# Electric Fence ??



## Goat Mom (May 1, 2012)

See, I knew I'd have questions right away. 

I'm putting up temporary electric fencing for the goats for while they eat down the brush, and once our yard is under control I can get permanent fencing in. We also have coyotes around here that have killed our neighbor's goats before. 


I purchased a 164' roll of Zareba electric netting and an AC powered, 6 joule output, 100 mile, low impedance charger. We have heavy weed conditions, so it sounded like the charger to go with.

My main question is, can you buy too strong of a charger for the goats? I mean, my goats are 10 weeks old and little. It won't hurt them, will it? I really want to protect them from the coyotes, but I don't want to hurt them in the process.


----------



## sweetgoats (Oct 18, 2007)

Yes, you can have a electric fence kill a goat, but it is not like it will if it just shocks them. Make sure it is a fence that will pulse. 

If you have coyotes that are known to be there, remember they will jump the fence to get to them. 

I have a electric fence that is one strand just wire and one that is electric, and it does that overe and over, for four strand of each. I have had my goats get shocked, and they jump like crazy and stay away from the fence most the time. I have big Bucks that just laugh at me as they go right through the fence. :laugh: 

It is funny, how when they get shocked, they can hear and smell the electric fence.


----------



## Goat Mom (May 1, 2012)

Thanks for the input. I just wanted to make sure. I figured it was okay, but I'm new to this...


----------



## xxLavenderxDreamsxx (Apr 28, 2012)

>>>>>>sweetgoats: I have big Bucks that just laugh at me as they go right through the fence.

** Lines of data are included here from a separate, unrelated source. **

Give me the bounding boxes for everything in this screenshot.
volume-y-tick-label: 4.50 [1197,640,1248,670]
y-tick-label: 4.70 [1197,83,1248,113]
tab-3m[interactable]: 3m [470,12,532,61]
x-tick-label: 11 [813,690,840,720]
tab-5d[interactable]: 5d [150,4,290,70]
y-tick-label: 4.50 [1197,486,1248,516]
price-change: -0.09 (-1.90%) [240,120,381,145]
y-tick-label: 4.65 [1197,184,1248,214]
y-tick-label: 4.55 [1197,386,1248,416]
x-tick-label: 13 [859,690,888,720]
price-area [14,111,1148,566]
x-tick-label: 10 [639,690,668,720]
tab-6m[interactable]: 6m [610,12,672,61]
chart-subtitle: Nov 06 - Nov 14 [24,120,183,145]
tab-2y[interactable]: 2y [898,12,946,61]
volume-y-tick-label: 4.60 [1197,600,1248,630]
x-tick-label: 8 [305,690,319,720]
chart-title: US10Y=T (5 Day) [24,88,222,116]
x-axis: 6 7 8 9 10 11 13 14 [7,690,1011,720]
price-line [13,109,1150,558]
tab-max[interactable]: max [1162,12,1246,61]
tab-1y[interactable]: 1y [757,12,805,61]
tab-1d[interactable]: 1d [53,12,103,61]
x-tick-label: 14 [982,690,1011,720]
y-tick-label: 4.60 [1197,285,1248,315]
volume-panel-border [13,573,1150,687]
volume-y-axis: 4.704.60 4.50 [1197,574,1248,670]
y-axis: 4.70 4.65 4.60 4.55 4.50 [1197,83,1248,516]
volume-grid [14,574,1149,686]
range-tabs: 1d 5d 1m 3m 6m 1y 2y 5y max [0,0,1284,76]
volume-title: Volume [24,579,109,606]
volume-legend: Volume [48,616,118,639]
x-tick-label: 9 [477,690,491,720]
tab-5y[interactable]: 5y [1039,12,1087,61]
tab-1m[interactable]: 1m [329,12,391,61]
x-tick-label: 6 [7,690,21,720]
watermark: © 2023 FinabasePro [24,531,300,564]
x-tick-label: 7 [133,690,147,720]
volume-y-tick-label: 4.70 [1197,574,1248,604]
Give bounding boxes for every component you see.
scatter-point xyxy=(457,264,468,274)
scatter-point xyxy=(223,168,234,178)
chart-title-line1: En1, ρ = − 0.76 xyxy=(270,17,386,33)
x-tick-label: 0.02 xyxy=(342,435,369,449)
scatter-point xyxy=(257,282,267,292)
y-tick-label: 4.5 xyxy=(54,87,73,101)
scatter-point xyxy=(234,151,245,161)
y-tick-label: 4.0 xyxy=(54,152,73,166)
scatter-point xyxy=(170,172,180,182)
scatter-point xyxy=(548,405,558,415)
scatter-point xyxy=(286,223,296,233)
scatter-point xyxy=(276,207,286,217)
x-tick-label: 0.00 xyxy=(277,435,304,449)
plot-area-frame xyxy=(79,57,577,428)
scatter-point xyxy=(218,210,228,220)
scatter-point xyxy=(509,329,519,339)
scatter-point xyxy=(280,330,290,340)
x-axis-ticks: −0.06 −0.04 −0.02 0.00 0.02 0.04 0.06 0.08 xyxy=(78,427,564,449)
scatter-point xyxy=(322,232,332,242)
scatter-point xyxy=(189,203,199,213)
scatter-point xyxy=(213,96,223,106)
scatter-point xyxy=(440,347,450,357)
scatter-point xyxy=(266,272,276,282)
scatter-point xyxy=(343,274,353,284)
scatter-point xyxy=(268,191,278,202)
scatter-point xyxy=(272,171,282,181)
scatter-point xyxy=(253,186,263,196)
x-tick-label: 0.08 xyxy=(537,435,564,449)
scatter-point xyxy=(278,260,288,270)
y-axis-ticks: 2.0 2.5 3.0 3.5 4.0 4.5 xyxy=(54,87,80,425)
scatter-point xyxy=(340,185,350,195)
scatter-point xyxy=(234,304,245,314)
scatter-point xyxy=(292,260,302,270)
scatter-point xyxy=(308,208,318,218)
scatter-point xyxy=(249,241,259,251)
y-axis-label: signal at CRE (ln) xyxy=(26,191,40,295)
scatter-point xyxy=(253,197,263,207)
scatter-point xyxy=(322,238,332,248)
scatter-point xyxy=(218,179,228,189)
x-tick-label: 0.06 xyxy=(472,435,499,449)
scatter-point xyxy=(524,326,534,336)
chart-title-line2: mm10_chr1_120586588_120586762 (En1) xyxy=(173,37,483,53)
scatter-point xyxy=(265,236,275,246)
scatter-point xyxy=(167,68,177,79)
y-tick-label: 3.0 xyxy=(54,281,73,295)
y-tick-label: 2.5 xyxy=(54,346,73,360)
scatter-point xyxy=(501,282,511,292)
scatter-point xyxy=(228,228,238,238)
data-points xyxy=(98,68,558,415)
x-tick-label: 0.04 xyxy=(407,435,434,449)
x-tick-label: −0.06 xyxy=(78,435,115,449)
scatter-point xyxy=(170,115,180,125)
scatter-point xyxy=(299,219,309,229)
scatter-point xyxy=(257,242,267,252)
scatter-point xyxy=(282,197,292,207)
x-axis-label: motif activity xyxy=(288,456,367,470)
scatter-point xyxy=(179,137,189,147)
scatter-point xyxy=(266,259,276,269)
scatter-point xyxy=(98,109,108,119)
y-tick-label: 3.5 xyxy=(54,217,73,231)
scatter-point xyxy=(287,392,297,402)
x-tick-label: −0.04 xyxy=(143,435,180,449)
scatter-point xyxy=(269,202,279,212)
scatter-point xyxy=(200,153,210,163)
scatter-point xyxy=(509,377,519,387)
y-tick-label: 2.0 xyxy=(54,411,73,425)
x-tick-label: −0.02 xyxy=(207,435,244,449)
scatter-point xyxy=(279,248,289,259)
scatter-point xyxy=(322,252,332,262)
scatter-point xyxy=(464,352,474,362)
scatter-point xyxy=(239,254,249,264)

I've goat a herd that somehow knows when the wire is off and will lean their weight on it. Meanwhile, I who have been shocked to the point of screaming, am deathly afraid of electric wires. :doh: sometimes I think they're secretly laughing at me.


----------



## toth boer goats (Jul 20, 2008)

I agree with what was said... :thumb: 





As to the big bucks going through it...do you have a strand on the bottom ...mid section where their head is or a bit lower and top?


----------



## Guest (Jun 2, 2012)

I have seen goats that knew they would be shocked but run fast and take the jolt and keep on going. We had pigs and ran wire too, we had one that was always out and I watched him one day. He sat 100' away and looked at that fence and just squeeled and squeeled then after about 5 minutes of that he ran full throttle right through it, I guess he knew he was going to get shocked and got the squeeling out of the way before he hit it. I also had a goose step on the bottom wire and get his head stuck on a barb next wire up and that is just the way I found him dead of course. And that is a Gallagher 2 jule charger which had 6 hot wires about 3 miles long on it, that I need to sell come to think of it.


----------



## Jessica84 (Oct 27, 2011)

I spent 2 days putting a hot fence up for my goats to eat some brush, I got a solar one and it impules, the main issue is that the 'shock' was to far apart, buy the time they got half way threw it would zap them and they would run threw. I figured after they knew it would zap them I could put them back in and they would stay, nope!!! Now I do have another one, it plugs into a outlet, and it will zap all the time, I put that up around the hay lot, and it has got them so good that it is not even on and they stay away from it.


----------



## Steph (May 7, 2009)

We have the electric netting and have found that the goats can become tangled in it. When we first introduce them to the area we stay within eat shot in case anyone gets tangled. Usually once everyone gets a shock they know to stay away. Our bucks have done great in the electric netting.


----------